Tallahassee city commissioners on Wednesday unanimously agreed to get rid of an audio microphone kill switch to silence public speakers.
Commissioner Nancy Miller raised the issue and said the kill switch gives the impression commissioners are trying to stifle public comment. Instead, Miller said, the commission has gone out of its way to encourage public input.
“This is the people’s building, and this is the people’s government, and it’s important to me that people do come and participate. I feel we’ve done a great deal,” she said. “This one action of putting this kill switch in has negated all of that.”
Two dime-sized audio buttons labeled “switch” were installed at the commission dais that connects to microphones used by public speakers. City Treasurer-Clerk Jim Cooke controlled one and the other one was controlled by Mayor John Marks, who left before Wednesday’s vote on the kill switch.

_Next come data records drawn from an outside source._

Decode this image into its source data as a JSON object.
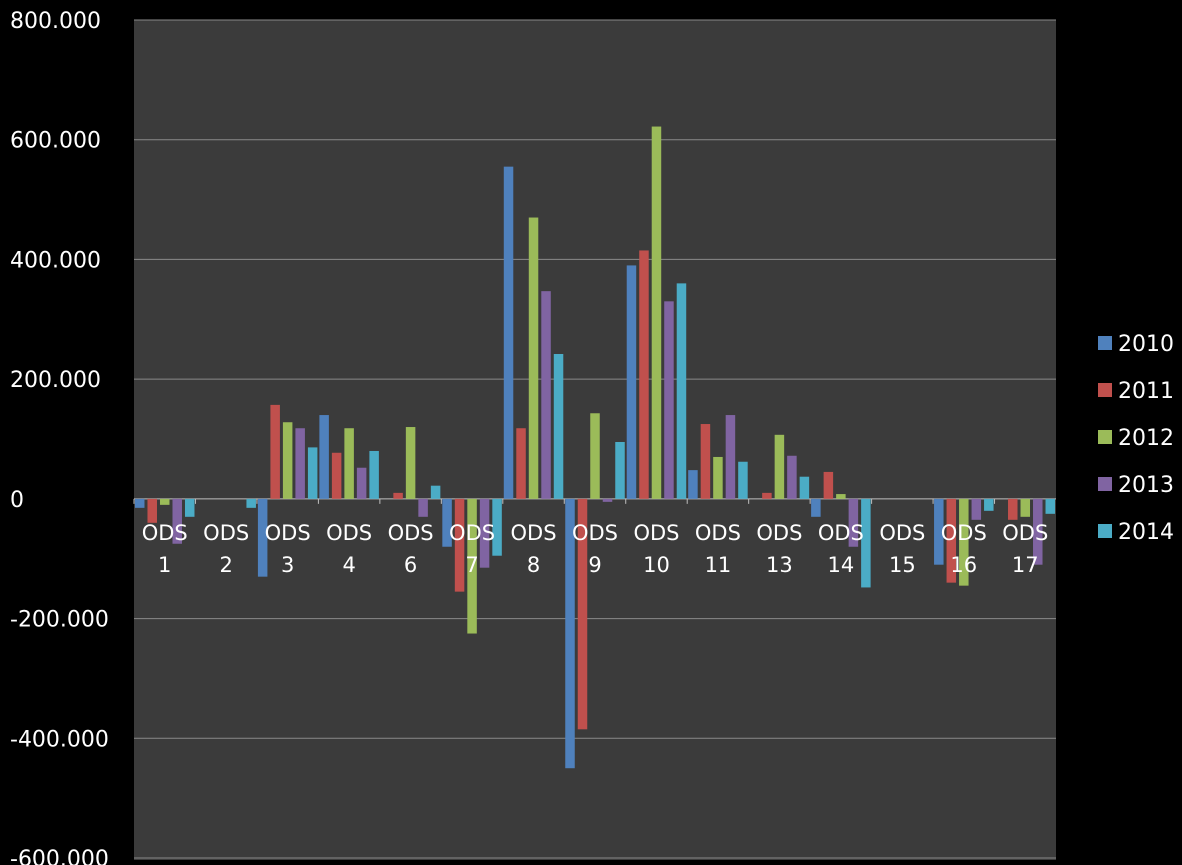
{
  "chart_data": {
    "type": "bar",
    "title": "",
    "xlabel": "",
    "ylabel": "",
    "ylim": [
      -600000,
      800000
    ],
    "yticks": [
      -600000,
      -400000,
      -200000,
      0,
      200000,
      400000,
      600000,
      800000
    ],
    "ytick_labels": [
      "-600.000",
      "-400.000",
      "-200.000",
      "0",
      "200.000",
      "400.000",
      "600.000",
      "800.000"
    ],
    "grid": true,
    "legend_position": "right",
    "categories": [
      [
        "ODS",
        "1"
      ],
      [
        "ODS",
        "2"
      ],
      [
        "ODS",
        "3"
      ],
      [
        "ODS",
        "4"
      ],
      [
        "ODS",
        "6"
      ],
      [
        "ODS",
        "7"
      ],
      [
        "ODS",
        "8"
      ],
      [
        "ODS",
        "9"
      ],
      [
        "ODS",
        "10"
      ],
      [
        "ODS",
        "11"
      ],
      [
        "ODS",
        "13"
      ],
      [
        "ODS",
        "14"
      ],
      [
        "ODS",
        "15"
      ],
      [
        "ODS",
        "16"
      ],
      [
        "ODS",
        "17"
      ]
    ],
    "series": [
      {
        "name": "2010",
        "color": "#4f81bd",
        "values": [
          -15000,
          0,
          -130000,
          140000,
          0,
          -80000,
          555000,
          -450000,
          390000,
          48000,
          0,
          -30000,
          0,
          -110000,
          0
        ]
      },
      {
        "name": "2011",
        "color": "#c0504d",
        "values": [
          -40000,
          0,
          157000,
          77000,
          10000,
          -155000,
          118000,
          -385000,
          415000,
          125000,
          10000,
          45000,
          0,
          -140000,
          -35000
        ]
      },
      {
        "name": "2012",
        "color": "#9bbb59",
        "values": [
          -10000,
          0,
          128000,
          118000,
          120000,
          -225000,
          470000,
          143000,
          622000,
          70000,
          107000,
          8000,
          0,
          -145000,
          -30000
        ]
      },
      {
        "name": "2013",
        "color": "#8064a2",
        "values": [
          -75000,
          0,
          118000,
          52000,
          -30000,
          -115000,
          347000,
          -5000,
          330000,
          140000,
          72000,
          -80000,
          0,
          -35000,
          -110000
        ]
      },
      {
        "name": "2014",
        "color": "#4bacc6",
        "values": [
          -30000,
          -15000,
          86000,
          80000,
          22000,
          -95000,
          242000,
          95000,
          360000,
          62000,
          37000,
          -148000,
          0,
          -20000,
          -25000
        ]
      }
    ]
  }
}
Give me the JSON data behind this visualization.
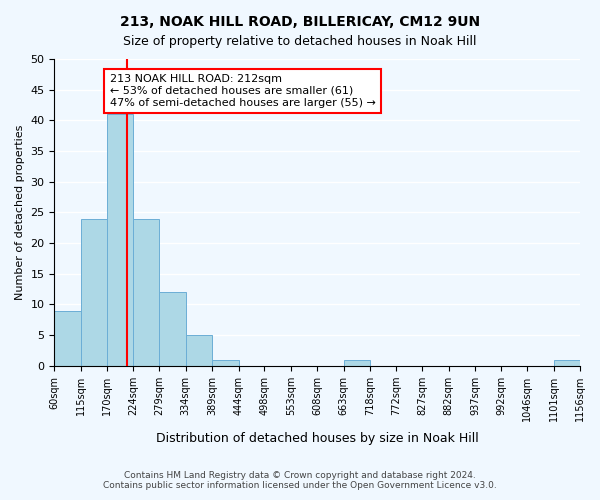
{
  "title1": "213, NOAK HILL ROAD, BILLERICAY, CM12 9UN",
  "title2": "Size of property relative to detached houses in Noak Hill",
  "xlabel": "Distribution of detached houses by size in Noak Hill",
  "ylabel": "Number of detached properties",
  "bin_edges": [
    60,
    115,
    170,
    224,
    279,
    334,
    389,
    444,
    498,
    553,
    608,
    663,
    718,
    772,
    827,
    882,
    937,
    992,
    1046,
    1101,
    1156
  ],
  "bin_labels": [
    "60sqm",
    "115sqm",
    "170sqm",
    "224sqm",
    "279sqm",
    "334sqm",
    "389sqm",
    "444sqm",
    "498sqm",
    "553sqm",
    "608sqm",
    "663sqm",
    "718sqm",
    "772sqm",
    "827sqm",
    "882sqm",
    "937sqm",
    "992sqm",
    "1046sqm",
    "1101sqm",
    "1156sqm"
  ],
  "counts": [
    9,
    24,
    41,
    24,
    12,
    5,
    1,
    0,
    0,
    0,
    0,
    1,
    0,
    0,
    0,
    0,
    0,
    0,
    0,
    1
  ],
  "bar_color": "#add8e6",
  "bar_edgecolor": "#6baed6",
  "property_line_x": 212,
  "property_line_color": "red",
  "annotation_title": "213 NOAK HILL ROAD: 212sqm",
  "annotation_line1": "← 53% of detached houses are smaller (61)",
  "annotation_line2": "47% of semi-detached houses are larger (55) →",
  "annotation_box_color": "white",
  "annotation_box_edgecolor": "red",
  "ylim": [
    0,
    50
  ],
  "yticks": [
    0,
    5,
    10,
    15,
    20,
    25,
    30,
    35,
    40,
    45,
    50
  ],
  "footer1": "Contains HM Land Registry data © Crown copyright and database right 2024.",
  "footer2": "Contains public sector information licensed under the Open Government Licence v3.0.",
  "background_color": "#f0f8ff"
}
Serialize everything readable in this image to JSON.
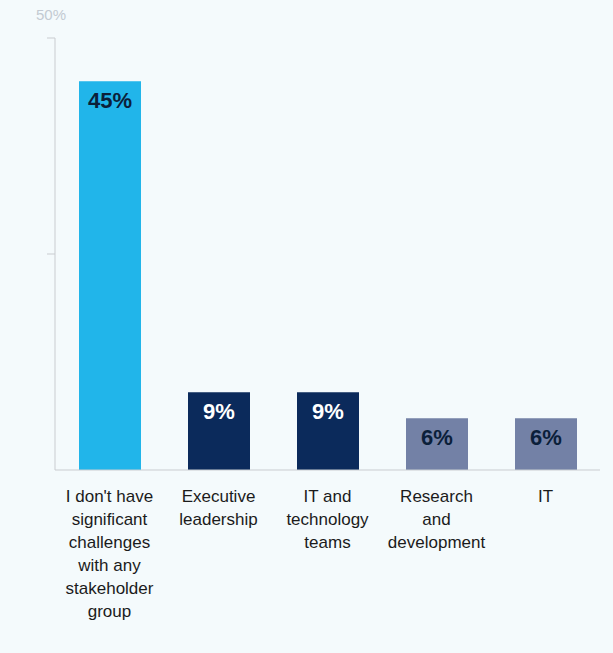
{
  "chart_data": {
    "type": "bar",
    "categories": [
      "I don't have significant challenges with any stakeholder group",
      "Executive leadership",
      "IT and technology teams",
      "Research and development",
      "IT"
    ],
    "values": [
      45,
      9,
      9,
      6,
      6
    ],
    "value_labels": [
      "45%",
      "9%",
      "9%",
      "6%",
      "6%"
    ],
    "colors": [
      "#21b5ea",
      "#0b2a5b",
      "#0b2a5b",
      "#7381a6",
      "#7381a6"
    ],
    "ylim": [
      0,
      50
    ],
    "yticks": [
      {
        "value": 25,
        "label": null
      },
      {
        "value": 50,
        "label": "50%"
      }
    ],
    "data_labels": true,
    "grid": false
  }
}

The controversial switch has been used only once during a March meeting when Cooke silenced City Hall critic Erwin Jackson for making what Cooke considered to be personal attacks. The action triggered a wave of community outrage and cries from free speech advocates who said the policy crossed the line.
Commissioner Scott Maddox said unruly speakers can be handled by the mayor’s gavel, but said what really needs to happen is for public speakers to follow the rules.
“When someone doesn’t follow the rules of the quorum in a public meeting, they should be removed by the Tallahassee Police Department and be asked to leave,” he said.
“I think it is a totally complete distraction,” Commissioner Andrew Gillum said. “I think it has not in any way been effective toward the end that we would like to achieve.”
In other business, commissioners unanimously approved a $100,000 settlement with Gail Stansberry-Ziffer, the wife of City Commissioner Gil Ziffer, for a trip-and-fall on a city sidewalk that left her seriously injured.
Ziffer excused himself from the vote.
Stansberry-Ziffer filed a pre-suit claim with the city after her fall June 11, 2010, on a sidewalk on Four Oaks Boulevard in SouthWood, where the Ziffers used to reside. City officials determined the cause of the fall was tree-root growth that created trip hazards throughout the neighborhood.
City Attorney Lew Shelley said she fractured her right hip in two places, resulting in a permanent rod having to be placed in her leg. City documents also say she was hospitalized for more than three weeks and had to take part in physical therapy for several months. She continues to experience pain in her right hip and has restricted motion, and her doctors have recommended further surgery, which would require more physical therapy.
Her medical bills so far have totaled about $130,000, and future bills have been estimated at more than $50,000, according to city records.
The decision, Marks said, was taken up so publicly as a way to show citizens Stansberry-Ziffer wasn’t being treated differently than anyone else.
“We want to make sure that our citizens understand that in reality Ms. Ziffer is not being treated any differently than any other claimant.”
Commissioner Miller said the city instead displayed extra due diligence in the case.
“I think we were treating her much more rigorously than we would have been treating anyone else,” she said.
Since 2001, the city has dealt with 111 claims on physical defects in sidewalks since 2001 and paid on 30 of them at a cost of $271,000, not including Stansberry-Ziffer’s, Shelley said. One of those cases occurred months before on a problematic sidewalk in the same general area where Stansberry-Ziffer fell. The city settled for $35,000 in that case.
In the same time period, excluding vehicle claims, which Shelley said is the largest source of claims, the city’s risk management office has dealt with 336 claims and paid on 64 with a total cost of about $567,000.
“This is probably the most severe slip-and-fall injury that the city of Tallahassee has experienced in that period of time,” Shelly said. “It is unusual that a fall like this caused the damage that it did.”
Commissioner Gillum asked Shelly to provide the commission with help moving forward in dealing with how the city’s property may cost them.
“I am concerned about our future liability on the city’s infrastructure. We could have increased incidents. We could have fraudulent incidents, you could have any range of things that could come forward,” he said. “We got to get our hands around this more broadly.”